Durante cinco anos, uma empresária de 54 anos, de Sorocaba (SP), ficou sem ver a mãe de 87, moradora da capital, porque as duas irmãs que cuidavam da idosa sempre criavam obstáculos à sua visita. Em julho, ela foi chamada para o velório da mãe, que adoeceu e morreu sem que ela soubesse. A idosa foi vítima de alienação parental em relação à filha caçula. Especialistas apontam que a alienação parental inversa, quando envolve idosos, tem se tornado cada vez mais comum no Brasil.

O termo surgiu em analogia à Lei 12.318/2010, que trata originalmente da relação das crianças ou filhos menores e incapazes com os pais. “É bem mais comum do que imaginamos que uma pessoa idosa seja isolada por um dos filhos ou curador contra a sua vontade e privada do convívio com parentes, amigos e até mesmo de um cônjuge ou filho”, diz a juíza aposentada Maria Luiza Póvoa Cruz, presidente da Comissão Nacional do Idoso do Instituto Brasileiro de Direito de Família (Ibdfam).

No caso previsto em lei, considera-se ato de alienação parental a interferência na formação psicológica da criança ou adolescente promovida por um dos pais ou avós, ou pessoa que tem sua guarda, para que repudie o outro genitor ou não mantenha vínculos com ele.

O Estatuto do Idoso, de 2003, não aborda a alienação parental contra pessoas acima de 60 anos, mas a legislação é usada pelos juristas por analogia, já que a prática provoca danos à saúde emocional e psicológica dos idosos.

Conforme Maria Luiza, tanto os tribunais estaduais como os superiores têm entendido que a lei que trata da alienação parental pode ser requisitada em casos semelhantes envolvendo idosos.

Conforme o IBGE, em 2022 a população brasileira idosa chegou a 32,1 milhões (15,6%), um aumento de 56% em relação a 2010 Foto: Nilton Fukuda/Estadão

“Em que pese esse debate, a lei tem sua importância, reconhecida pelo legislador em 2010, e tem sido aceita pelos tribunais em práticas dessa natureza praticadas contra pessoas idosas.”

População idosa no Brasil tem crescido

Com o crescimento da população idosa, a questão ganha mais.
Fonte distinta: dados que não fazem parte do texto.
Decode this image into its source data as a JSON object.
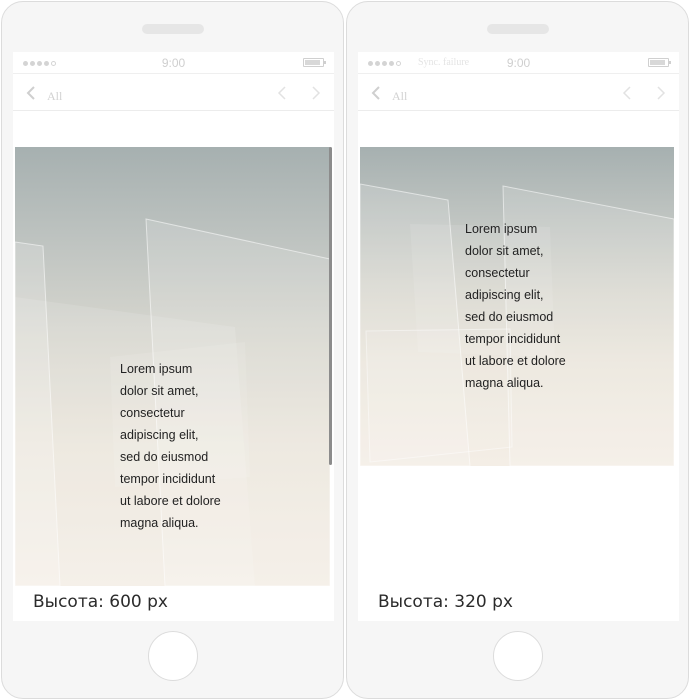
{
  "phones": [
    {
      "status": {
        "carrier": "",
        "time": "9:00"
      },
      "nav": {
        "back_label": "All"
      },
      "banner": {
        "text": "Lorem ipsum\ndolor sit amet,\nconsectetur\nadipiscing elit,\nsed do eiusmod\ntempor incididunt\nut labore et dolore\nmagna aliqua."
      },
      "caption": "Высота: 600 px"
    },
    {
      "status": {
        "carrier": "Sync. failure",
        "time": "9:00"
      },
      "nav": {
        "back_label": "All"
      },
      "banner": {
        "text": "Lorem ipsum\ndolor sit amet,\nconsectetur\nadipiscing elit,\nsed do eiusmod\ntempor incididunt\nut labore et dolore\nmagna aliqua."
      },
      "caption": "Высота: 320 px"
    }
  ],
  "icons": {
    "back": "chevron-left-icon",
    "prev": "chevron-left-icon",
    "next": "chevron-right-icon",
    "battery": "battery-icon",
    "signal": "signal-dots-icon"
  },
  "colors": {
    "device_frame": "#f6f6f6",
    "device_border": "#dcdcdc",
    "banner_top": "#a6b0b0",
    "banner_bottom": "#f4eee6",
    "text": "#222222"
  }
}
A Organização Mundial de Saúde estima que, em 2050, cerca de 22% da população mundial terá mais de 60 anos.

Conforme o IBGE, em 2022 a população brasileira idosa chegou a 32,1 milhões, alta de 56% ante 2010, quando era de 20,5 milhões. Outro dado do instituto aponta que 2,5 milhões de mulheres brasileiras deixam de trabalhar para cuidar de parentes, sobretudo idosos.

Conforme a presidente do Ibdfam, esse envelhecimento faz com que mais pessoas se mantenham ativas por mais tempo, o que muda significativamente as estruturas familiares.

“E cada vez mais idosos integram a renda que compõe os orçamentos familiares, sobretudo das camadas mais vulneráveis da população. Isso pode levar a práticas de isolamento do idoso por um ou mais filhos em relação aos demais”, disse.

Segundo ela, é cada vez mais comum a situação em que filhos passam a administrar o patrimônio de pais idosos que estão com a saúde física e a higidez mental abaladas.

“Porém, essas pessoas não estão interditadas, mas ainda assim se veem nessa condição. Em muitos casos, pouco desse recurso chega à casa dos idosos e, nessa etapa da vida, as despesas com saúde e outros suportes necessários são enormes. Essa realidade, também, desencadeia conflitos familiares, que podem resultar em casos de alienação parental”, disse.

Para a advogada Amanda Helito, especialista em Direito de Família e Sucessões, as decisões judiciais com o fim de proteger idosos de condutas ou atos de alienação parental se tornam mais comuns, na medida em que o tema ganha destaque nos debates sociais e meios de comunicação.

Segundo ela, embora ainda não se fale em jurisprudência firmada em relação idosos, o que tem se verificado é uma tendência do Judiciário de aplicar de forma análoga à Lei de Alienação Parental em casos de atos alienatórios praticados contra essas pessoas.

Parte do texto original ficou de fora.